Il y a les travailleurs qui arrivent à midi et laissent la somme qu’ils auraient payée ailleurs pour ce même repas, et il y a ceux qui profitent plutôt d’un répit, essentiel.

Les statistiques confirment la hausse des enfants comme bénéficiaires de l’aide alimentaire au Québec et, en ce sens, l’inflation alimentaire risque de laisser de solides traces, dit Geoffroy Boucher.

« Il y a énormément de littérature, même de la littérature économique, sur le lien entre l’insécurité alimentaire et le développement des tout-petits, précise l’économiste. Et ça commence dès la grossesse puisque l’alimentation de la mère a un impact déterminant sur le développement de l’enfant. »

En plus des effets directs sur la santé physique de l’enfant et son parcours scolaire, Geoffroy Boucher précise que les enfants développent petits des habitudes alimentaires qui vont les suivre toute leur vie.

« S’ils doivent se priver de certains aliments plus nutritifs ou s’ils sont moins exposés à des aliments variés en raison des contraintes de prix, ça va se répercuter sur leurs habitudes alimentaires tout le reste de la vie. C’est particulièrement préoccupant, car les données démontrent que l’insécurité alimentaire est en hausse chez les personnes de moins de 18 ans, donc les enfants. »

Une sensibilisation utile

Selon le dernier Bilan Faim des Banques alimentaires du Québec, c’est maintenant 35 % des bénéficiaires des banques qui sont des enfants. L’édition 2023 du document contient quelques autres chiffres crève-cœur, notamment le fait que depuis 2019, il y a eu augmentation de 33 % des demandes d’aide mensuelles.

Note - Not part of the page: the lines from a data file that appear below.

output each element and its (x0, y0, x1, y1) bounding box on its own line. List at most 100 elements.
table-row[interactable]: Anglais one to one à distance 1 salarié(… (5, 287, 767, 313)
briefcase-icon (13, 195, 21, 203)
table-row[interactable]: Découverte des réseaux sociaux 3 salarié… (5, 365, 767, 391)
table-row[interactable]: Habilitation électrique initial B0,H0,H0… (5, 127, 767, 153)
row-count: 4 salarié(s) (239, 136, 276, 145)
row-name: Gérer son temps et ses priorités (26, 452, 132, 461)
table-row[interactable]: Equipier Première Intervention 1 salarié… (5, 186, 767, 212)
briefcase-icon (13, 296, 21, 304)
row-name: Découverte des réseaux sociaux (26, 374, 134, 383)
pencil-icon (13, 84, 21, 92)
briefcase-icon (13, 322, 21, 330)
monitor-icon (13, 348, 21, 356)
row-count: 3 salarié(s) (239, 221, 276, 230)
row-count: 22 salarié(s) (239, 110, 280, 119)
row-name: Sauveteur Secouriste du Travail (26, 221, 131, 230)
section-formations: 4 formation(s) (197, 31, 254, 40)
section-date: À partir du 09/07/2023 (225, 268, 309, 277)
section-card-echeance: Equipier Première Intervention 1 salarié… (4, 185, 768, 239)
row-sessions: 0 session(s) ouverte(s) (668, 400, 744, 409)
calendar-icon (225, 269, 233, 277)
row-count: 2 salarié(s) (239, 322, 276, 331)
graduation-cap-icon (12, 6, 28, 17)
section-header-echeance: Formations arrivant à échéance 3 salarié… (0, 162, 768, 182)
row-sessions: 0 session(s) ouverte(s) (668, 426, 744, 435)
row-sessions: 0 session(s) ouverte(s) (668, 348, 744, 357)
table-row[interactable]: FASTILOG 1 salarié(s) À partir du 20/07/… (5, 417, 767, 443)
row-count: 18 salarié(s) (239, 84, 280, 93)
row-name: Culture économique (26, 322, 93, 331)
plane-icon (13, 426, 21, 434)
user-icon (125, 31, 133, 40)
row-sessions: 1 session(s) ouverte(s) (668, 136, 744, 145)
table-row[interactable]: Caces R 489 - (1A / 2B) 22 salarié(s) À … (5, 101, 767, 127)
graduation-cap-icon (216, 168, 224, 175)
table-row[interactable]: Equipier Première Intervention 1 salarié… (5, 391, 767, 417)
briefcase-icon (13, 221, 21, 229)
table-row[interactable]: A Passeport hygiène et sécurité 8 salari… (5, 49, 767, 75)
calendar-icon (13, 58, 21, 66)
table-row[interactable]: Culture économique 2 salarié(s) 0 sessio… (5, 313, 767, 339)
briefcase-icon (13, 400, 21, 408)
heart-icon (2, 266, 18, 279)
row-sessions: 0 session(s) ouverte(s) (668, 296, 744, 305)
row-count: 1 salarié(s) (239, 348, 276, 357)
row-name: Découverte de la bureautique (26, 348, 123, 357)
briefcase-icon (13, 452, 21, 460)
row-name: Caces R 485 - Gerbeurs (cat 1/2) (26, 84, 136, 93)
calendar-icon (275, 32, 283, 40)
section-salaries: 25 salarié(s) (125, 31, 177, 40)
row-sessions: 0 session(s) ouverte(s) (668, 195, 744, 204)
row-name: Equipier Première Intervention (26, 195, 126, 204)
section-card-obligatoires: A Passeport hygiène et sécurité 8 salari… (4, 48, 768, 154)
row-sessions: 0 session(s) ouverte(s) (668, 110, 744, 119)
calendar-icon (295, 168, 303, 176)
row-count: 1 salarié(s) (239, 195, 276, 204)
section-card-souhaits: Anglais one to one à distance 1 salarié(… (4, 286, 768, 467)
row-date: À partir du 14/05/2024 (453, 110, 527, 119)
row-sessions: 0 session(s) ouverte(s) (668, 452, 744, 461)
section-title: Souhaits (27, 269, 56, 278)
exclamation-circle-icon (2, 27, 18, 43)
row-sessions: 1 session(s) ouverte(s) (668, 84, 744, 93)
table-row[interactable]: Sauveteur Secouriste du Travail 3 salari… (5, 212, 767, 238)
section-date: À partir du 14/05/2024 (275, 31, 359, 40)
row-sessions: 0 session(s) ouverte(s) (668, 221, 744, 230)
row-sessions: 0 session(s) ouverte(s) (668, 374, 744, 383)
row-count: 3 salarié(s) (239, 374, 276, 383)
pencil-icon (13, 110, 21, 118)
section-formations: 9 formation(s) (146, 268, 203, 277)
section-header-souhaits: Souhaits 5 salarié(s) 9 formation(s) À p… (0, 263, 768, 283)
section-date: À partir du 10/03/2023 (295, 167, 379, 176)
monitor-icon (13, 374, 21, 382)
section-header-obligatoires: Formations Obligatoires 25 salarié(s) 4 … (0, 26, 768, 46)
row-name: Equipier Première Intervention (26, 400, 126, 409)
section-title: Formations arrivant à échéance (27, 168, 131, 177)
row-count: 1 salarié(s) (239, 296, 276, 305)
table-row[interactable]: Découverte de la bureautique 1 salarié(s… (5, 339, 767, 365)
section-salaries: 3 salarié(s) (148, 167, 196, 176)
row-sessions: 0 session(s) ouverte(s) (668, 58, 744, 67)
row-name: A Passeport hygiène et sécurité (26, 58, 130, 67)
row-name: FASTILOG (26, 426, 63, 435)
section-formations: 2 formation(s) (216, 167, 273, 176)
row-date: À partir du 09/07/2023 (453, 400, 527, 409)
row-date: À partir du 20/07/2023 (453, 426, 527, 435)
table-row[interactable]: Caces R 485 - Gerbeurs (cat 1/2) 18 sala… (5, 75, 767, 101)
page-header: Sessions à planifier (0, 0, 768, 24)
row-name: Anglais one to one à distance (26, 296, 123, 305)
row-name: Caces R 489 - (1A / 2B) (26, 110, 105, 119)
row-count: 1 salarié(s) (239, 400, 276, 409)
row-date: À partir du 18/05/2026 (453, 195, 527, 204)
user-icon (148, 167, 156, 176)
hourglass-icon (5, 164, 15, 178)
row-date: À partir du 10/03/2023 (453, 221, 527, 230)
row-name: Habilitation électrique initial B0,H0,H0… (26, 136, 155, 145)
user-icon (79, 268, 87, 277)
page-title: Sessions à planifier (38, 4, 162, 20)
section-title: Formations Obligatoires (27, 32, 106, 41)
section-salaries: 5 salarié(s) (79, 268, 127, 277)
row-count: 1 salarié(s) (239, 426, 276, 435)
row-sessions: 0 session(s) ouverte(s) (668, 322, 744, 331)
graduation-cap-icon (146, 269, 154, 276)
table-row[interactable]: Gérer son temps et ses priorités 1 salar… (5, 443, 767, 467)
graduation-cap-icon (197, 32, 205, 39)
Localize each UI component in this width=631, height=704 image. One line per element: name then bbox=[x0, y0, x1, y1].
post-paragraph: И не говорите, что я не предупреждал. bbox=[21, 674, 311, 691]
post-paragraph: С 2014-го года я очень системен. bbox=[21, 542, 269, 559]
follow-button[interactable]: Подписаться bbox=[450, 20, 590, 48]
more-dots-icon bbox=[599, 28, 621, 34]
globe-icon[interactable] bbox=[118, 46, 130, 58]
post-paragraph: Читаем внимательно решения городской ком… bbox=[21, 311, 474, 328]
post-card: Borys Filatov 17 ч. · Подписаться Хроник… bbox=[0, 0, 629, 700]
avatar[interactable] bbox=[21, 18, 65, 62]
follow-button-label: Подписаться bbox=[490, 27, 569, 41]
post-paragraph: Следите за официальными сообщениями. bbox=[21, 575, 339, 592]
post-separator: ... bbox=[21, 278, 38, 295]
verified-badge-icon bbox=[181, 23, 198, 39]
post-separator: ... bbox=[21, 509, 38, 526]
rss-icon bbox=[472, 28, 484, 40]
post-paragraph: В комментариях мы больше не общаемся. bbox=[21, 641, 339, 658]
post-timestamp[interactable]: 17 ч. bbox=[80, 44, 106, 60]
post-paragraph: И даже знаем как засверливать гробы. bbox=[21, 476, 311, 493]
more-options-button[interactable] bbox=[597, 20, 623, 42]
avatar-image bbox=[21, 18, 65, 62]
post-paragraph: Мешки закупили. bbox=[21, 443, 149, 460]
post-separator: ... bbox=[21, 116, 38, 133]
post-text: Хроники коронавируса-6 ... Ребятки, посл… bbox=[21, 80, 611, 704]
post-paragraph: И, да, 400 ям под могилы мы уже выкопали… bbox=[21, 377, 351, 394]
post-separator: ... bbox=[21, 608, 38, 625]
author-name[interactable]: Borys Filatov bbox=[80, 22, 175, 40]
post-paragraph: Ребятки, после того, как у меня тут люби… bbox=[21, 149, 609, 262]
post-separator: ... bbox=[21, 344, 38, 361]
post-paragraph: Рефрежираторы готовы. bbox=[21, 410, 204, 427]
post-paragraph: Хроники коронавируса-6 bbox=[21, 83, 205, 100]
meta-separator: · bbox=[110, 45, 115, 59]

Ça n’est pas normal que les banques alimentaires donnent des services à un Québécois sur dix.

Martin Munger, directeur général des Banques alimentaires du Québec

Lorsqu’il publie ces chiffres, toujours plus alarmants, l’organisme se demande si cela peut mener à une désensibilisation de l’opinion publique. Il ne semble pas que ça soit le cas, dit Martin Munger. « On a senti le contraire cette année », dit-il.

Le fait que l’inflation alimentaire touche tout le monde, même les nantis, éveille probablement davantage l’opinion publique, en général.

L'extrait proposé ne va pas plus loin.